As Prisoner of Midnight begins, James receives a letter from Lydia. Don Simon has contacted her in a dream, telling her that he is being held prisoner, in intense pain, on the ocean liner City of Gold. Lydia can’t let that happen, so she decides to go on the voyage too, even though that means prolonging her and James’s separation.
Traveling as the guest of her horrible Aunt Louise allows Lydia to stay in one of the ship’s four ultra-luxury suites. She quickly deduces that Don Simon is being held in one of the other three, so she spends a lot of time with this elite group of guests. They’re awful: mind-bogglingly racist and classist. (Even the mostly sympathetic Lydia has a jarring moment of Jewish stereotyping in her internal monologue, though later she helps the man she was stereotyping.) She is supported in her investigation by James, who does some poking around of his own and sends her information by wireless.

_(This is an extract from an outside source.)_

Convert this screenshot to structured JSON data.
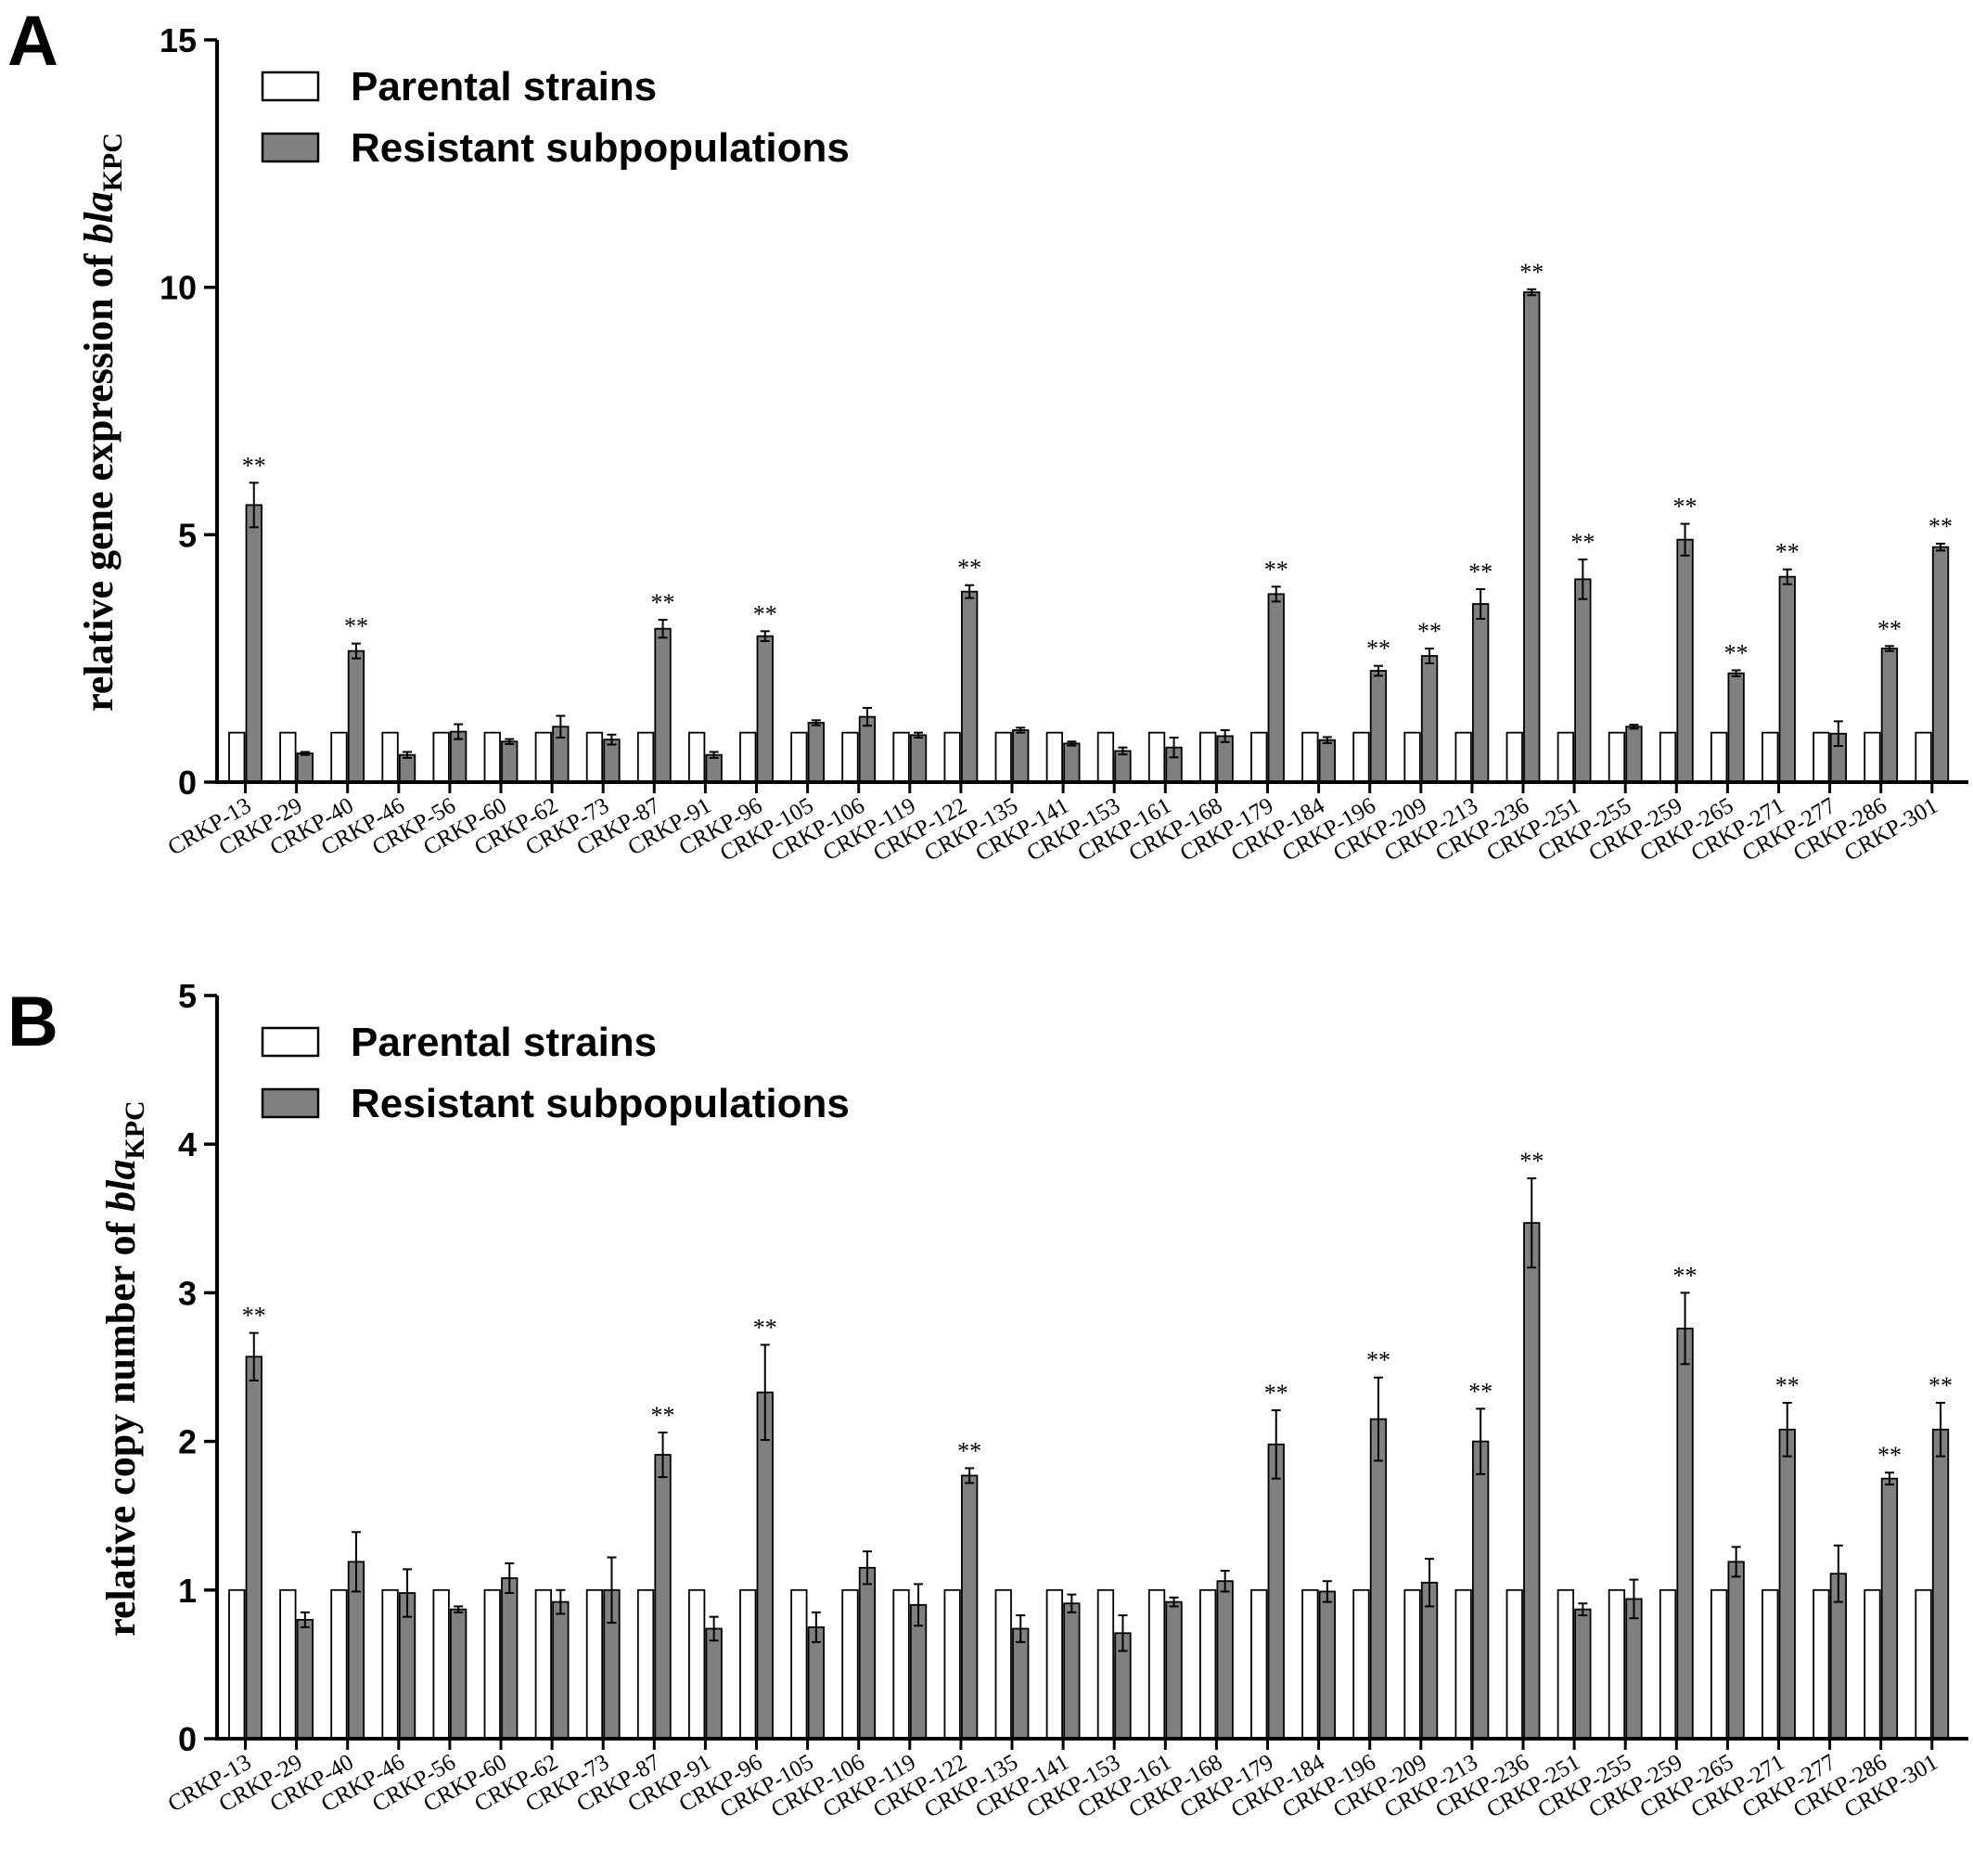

The situation becomes more complicated when Third Class passengers start dying — and their injuries look like vampire marks. Lydia finds a volatile brew of ethnic and religious tensions in the lower decks too; there’s a variety of migrant groups who distrust each other for all kinds of reasons.

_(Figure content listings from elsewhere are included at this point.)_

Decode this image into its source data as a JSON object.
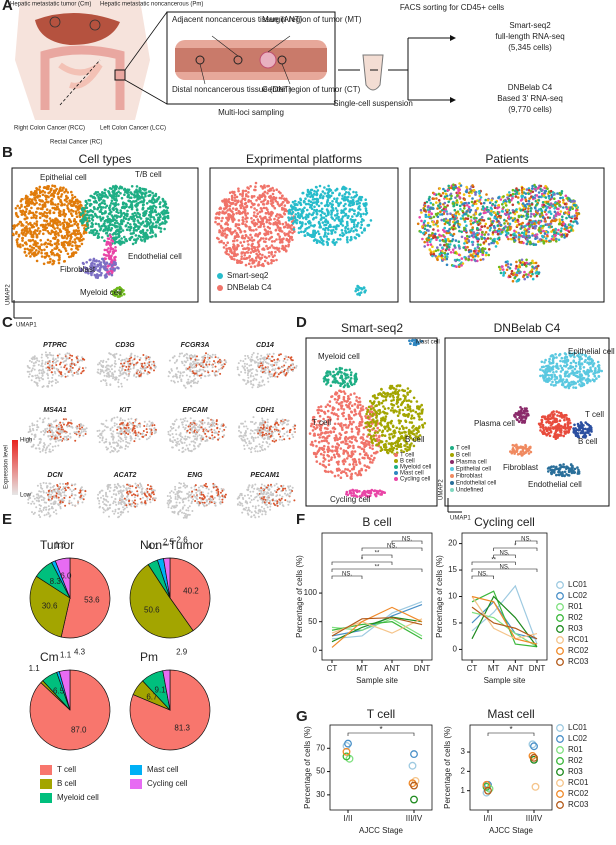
{
  "panel_labels": [
    "A",
    "B",
    "C",
    "D",
    "E",
    "F",
    "G"
  ],
  "panel_a": {
    "organs": [
      "Hepatic metastatic tumor (Cm)",
      "Hepatic metastatic noncancerous (Pm)",
      "Right Colon Cancer (RCC)",
      "Left Colon Cancer (LCC)",
      "Rectal Cancer (RC)"
    ],
    "regions": [
      "Adjacent noncancerous tissue (ANT)",
      "Margin region of tumor (MT)",
      "Distal noncancerous tissue (DNT)",
      "Center region of tumor (CT)"
    ],
    "sampling": "Multi-loci sampling",
    "suspension": "Single-cell suspension",
    "facs": "FACS sorting for CD45+ cells",
    "smart": [
      "Smart-seq2",
      "full-length RNA-seq",
      "(5,345 cells)"
    ],
    "dnb": [
      "DNBelab C4",
      "Based 3' RNA-seq",
      "(9,770 cells)"
    ]
  },
  "panel_b": {
    "titles": [
      "Cell types",
      "Exprimental platforms",
      "Patients"
    ],
    "cell_labels": [
      "Epithelial cell",
      "T/B cell",
      "Endothelial cell",
      "Fibroblast",
      "Myeloid cell"
    ],
    "platforms": [
      "Smart-seq2",
      "DNBelab C4"
    ],
    "umap1": "UMAP1",
    "umap2": "UMAP2"
  },
  "panel_c": {
    "genes": [
      "PTPRC",
      "CD3G",
      "FCGR3A",
      "CD14",
      "MS4A1",
      "KIT",
      "EPCAM",
      "CDH1",
      "DCN",
      "ACAT2",
      "ENG",
      "PECAM1"
    ],
    "high": "High",
    "low": "Low",
    "legend_title": "Expression level"
  },
  "panel_d": {
    "titles": [
      "Smart-seq2",
      "DNBelab C4"
    ],
    "smart_labels": [
      "Myeloid cell",
      "Mast cell",
      "B cell",
      "T cell",
      "Cycling cell"
    ],
    "smart_legend": [
      "T cell",
      "B cell",
      "Myeloid cell",
      "Mast cell",
      "Cycling cell"
    ],
    "dnb_labels": [
      "Epithelial cell",
      "Plasma cell",
      "T cell",
      "B cell",
      "Fibroblast",
      "Endothelial cell"
    ],
    "dnb_legend": [
      "T cell",
      "B cell",
      "Plasma cell",
      "Epithelial cell",
      "Fibroblast",
      "Endothelial cell",
      "Undefined"
    ],
    "umap1": "UMAP1",
    "umap2": "UMAP2"
  },
  "chart_data": [
    {
      "type": "pie",
      "title": "Tumor",
      "categories": [
        "T cell",
        "B cell",
        "Myeloid cell",
        "Mast cell",
        "Cycling cell"
      ],
      "colors": [
        "#F8766D",
        "#A3A500",
        "#00BF7D",
        "#00B0F6",
        "#E76BF3"
      ],
      "values": [
        53.6,
        30.6,
        8.3,
        1.6,
        6.0
      ],
      "value_labels": [
        "53.6",
        "30.6",
        "8.3",
        "1.6",
        "6.0"
      ]
    },
    {
      "type": "pie",
      "title": "Non−Tumor",
      "categories": [
        "T cell",
        "B cell",
        "Myeloid cell",
        "Mast cell",
        "Cycling cell"
      ],
      "colors": [
        "#F8766D",
        "#A3A500",
        "#00BF7D",
        "#00B0F6",
        "#E76BF3"
      ],
      "values": [
        40.2,
        50.6,
        4.1,
        2.5,
        2.6
      ],
      "value_labels": [
        "40.2",
        "50.6",
        "4.1",
        "2.5",
        "2.6"
      ]
    },
    {
      "type": "pie",
      "title": "Cm",
      "categories": [
        "T cell",
        "B cell",
        "Myeloid cell",
        "Mast cell",
        "Cycling cell"
      ],
      "colors": [
        "#F8766D",
        "#A3A500",
        "#00BF7D",
        "#00B0F6",
        "#E76BF3"
      ],
      "values": [
        87.0,
        1.1,
        6.5,
        1.1,
        4.3
      ],
      "value_labels": [
        "87.0",
        "1.1",
        "6.5",
        "1.1",
        "4.3"
      ]
    },
    {
      "type": "pie",
      "title": "Pm",
      "categories": [
        "T cell",
        "B cell",
        "Myeloid cell",
        "Mast cell",
        "Cycling cell"
      ],
      "colors": [
        "#F8766D",
        "#A3A500",
        "#00BF7D",
        "#00B0F6",
        "#E76BF3"
      ],
      "values": [
        81.3,
        6.7,
        9.1,
        null,
        2.9
      ],
      "value_labels": [
        "81.3",
        "6.7",
        "9.1",
        null,
        "2.9"
      ]
    },
    {
      "type": "line",
      "title": "B cell",
      "categories": [
        "CT",
        "MT",
        "ANT",
        "DNT"
      ],
      "xlabel": "Sample site",
      "ylabel": "Percentage of cells (%)",
      "ylim": [
        -17,
        205
      ],
      "yticks": [
        0,
        50,
        100
      ],
      "annotations": [
        "NS.",
        "NS.",
        "**",
        "*",
        "**",
        "NS."
      ],
      "series": [
        {
          "name": "LC01",
          "color": "#9ecae1",
          "values": [
            20,
            25,
            65,
            85
          ]
        },
        {
          "name": "LC02",
          "color": "#4a90c8",
          "values": [
            25,
            35,
            60,
            80
          ]
        },
        {
          "name": "R01",
          "color": "#7fe07f",
          "values": [
            40,
            35,
            55,
            25
          ]
        },
        {
          "name": "R02",
          "color": "#3cb83c",
          "values": [
            35,
            45,
            50,
            20
          ]
        },
        {
          "name": "R03",
          "color": "#1e8a1e",
          "values": [
            15,
            40,
            58,
            50
          ]
        },
        {
          "name": "RC01",
          "color": "#f5c48a",
          "values": [
            30,
            50,
            30,
            55
          ]
        },
        {
          "name": "RC02",
          "color": "#f08a2a",
          "values": [
            5,
            50,
            75,
            50
          ]
        },
        {
          "name": "RC03",
          "color": "#b35a1a",
          "values": [
            25,
            55,
            57,
            45
          ]
        }
      ]
    },
    {
      "type": "line",
      "title": "Cycling cell",
      "categories": [
        "CT",
        "MT",
        "ANT",
        "DNT"
      ],
      "xlabel": "Sample site",
      "ylabel": "Percentage of cells (%)",
      "ylim": [
        -2,
        22
      ],
      "yticks": [
        0,
        5,
        10,
        15,
        20
      ],
      "annotations": [
        "NS.",
        "*",
        "NS.",
        "**",
        "NS.",
        "NS."
      ],
      "series": [
        {
          "name": "LC01",
          "color": "#9ecae1",
          "values": [
            3.5,
            7,
            12,
            1
          ]
        },
        {
          "name": "LC02",
          "color": "#4a90c8",
          "values": [
            5,
            9,
            3,
            2
          ]
        },
        {
          "name": "R01",
          "color": "#7fe07f",
          "values": [
            7,
            6,
            3,
            0.5
          ]
        },
        {
          "name": "R02",
          "color": "#3cb83c",
          "values": [
            9,
            11,
            1,
            0.5
          ]
        },
        {
          "name": "R03",
          "color": "#1e8a1e",
          "values": [
            2,
            10,
            6,
            0.5
          ]
        },
        {
          "name": "RC01",
          "color": "#f5c48a",
          "values": [
            10,
            4,
            2,
            3
          ]
        },
        {
          "name": "RC02",
          "color": "#f08a2a",
          "values": [
            10,
            9,
            2,
            1
          ]
        },
        {
          "name": "RC03",
          "color": "#b35a1a",
          "values": [
            8,
            5,
            4,
            2
          ]
        }
      ]
    },
    {
      "type": "scatter",
      "title": "T cell",
      "categories": [
        "I/II",
        "III/IV"
      ],
      "xlabel": "AJCC Stage",
      "ylabel": "Percentage of cells (%)",
      "ylim": [
        17,
        90
      ],
      "yticks": [
        30,
        50,
        70
      ],
      "annotations": [
        "*"
      ],
      "series": [
        {
          "name": "LC01",
          "color": "#9ecae1",
          "values": [
            72,
            55
          ]
        },
        {
          "name": "LC02",
          "color": "#4a90c8",
          "values": [
            74,
            65
          ]
        },
        {
          "name": "R01",
          "color": "#7fe07f",
          "values": [
            61,
            null
          ]
        },
        {
          "name": "R02",
          "color": "#3cb83c",
          "values": [
            63,
            null
          ]
        },
        {
          "name": "R03",
          "color": "#1e8a1e",
          "values": [
            null,
            26
          ]
        },
        {
          "name": "RC01",
          "color": "#f5c48a",
          "values": [
            null,
            42
          ]
        },
        {
          "name": "RC02",
          "color": "#f08a2a",
          "values": [
            67,
            40
          ]
        },
        {
          "name": "RC03",
          "color": "#b35a1a",
          "values": [
            null,
            38
          ]
        }
      ]
    },
    {
      "type": "scatter",
      "title": "Mast cell",
      "categories": [
        "I/II",
        "III/IV"
      ],
      "xlabel": "AJCC Stage",
      "ylabel": "Percentage of cells (%)",
      "ylim": [
        0,
        4.4
      ],
      "yticks": [
        1,
        2,
        3
      ],
      "annotations": [
        "*"
      ],
      "series": [
        {
          "name": "LC01",
          "color": "#9ecae1",
          "values": [
            0.9,
            3.4
          ]
        },
        {
          "name": "LC02",
          "color": "#4a90c8",
          "values": [
            1.3,
            3.3
          ]
        },
        {
          "name": "R01",
          "color": "#7fe07f",
          "values": [
            1.1,
            null
          ]
        },
        {
          "name": "R02",
          "color": "#3cb83c",
          "values": [
            1.2,
            null
          ]
        },
        {
          "name": "R03",
          "color": "#1e8a1e",
          "values": [
            null,
            2.6
          ]
        },
        {
          "name": "RC01",
          "color": "#f5c48a",
          "values": [
            null,
            1.2
          ]
        },
        {
          "name": "RC02",
          "color": "#f08a2a",
          "values": [
            1.3,
            2.8
          ]
        },
        {
          "name": "RC03",
          "color": "#b35a1a",
          "values": [
            1.0,
            2.7
          ]
        }
      ]
    }
  ]
}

At times, the pace seems to flag, and I think this is mostly an effect of the constrictions of the ship. There are long stretches of time when Lydia can do little but wait (and hang around with horrible people). However, there are also lots of good red herrings, and the constant threat of torpedo attack. And there are flashes of truly haunting writing. Most of them have to do with the war, but there’s also a really great one late in the book about Don Simon’s isolated state.
Prisoner of Midnight resolves the immediate plot, but leaves some big threads hanging for the next book. Readers who’ve been following James and Lydia all along will probably get the most out of it, but you’ll probably also find it enjoyable if you like the BENJAMIN JANUARY series (especially Dead Water, which was also set on shipboard) or if you like your vampire novels with a heavy dose of mystery.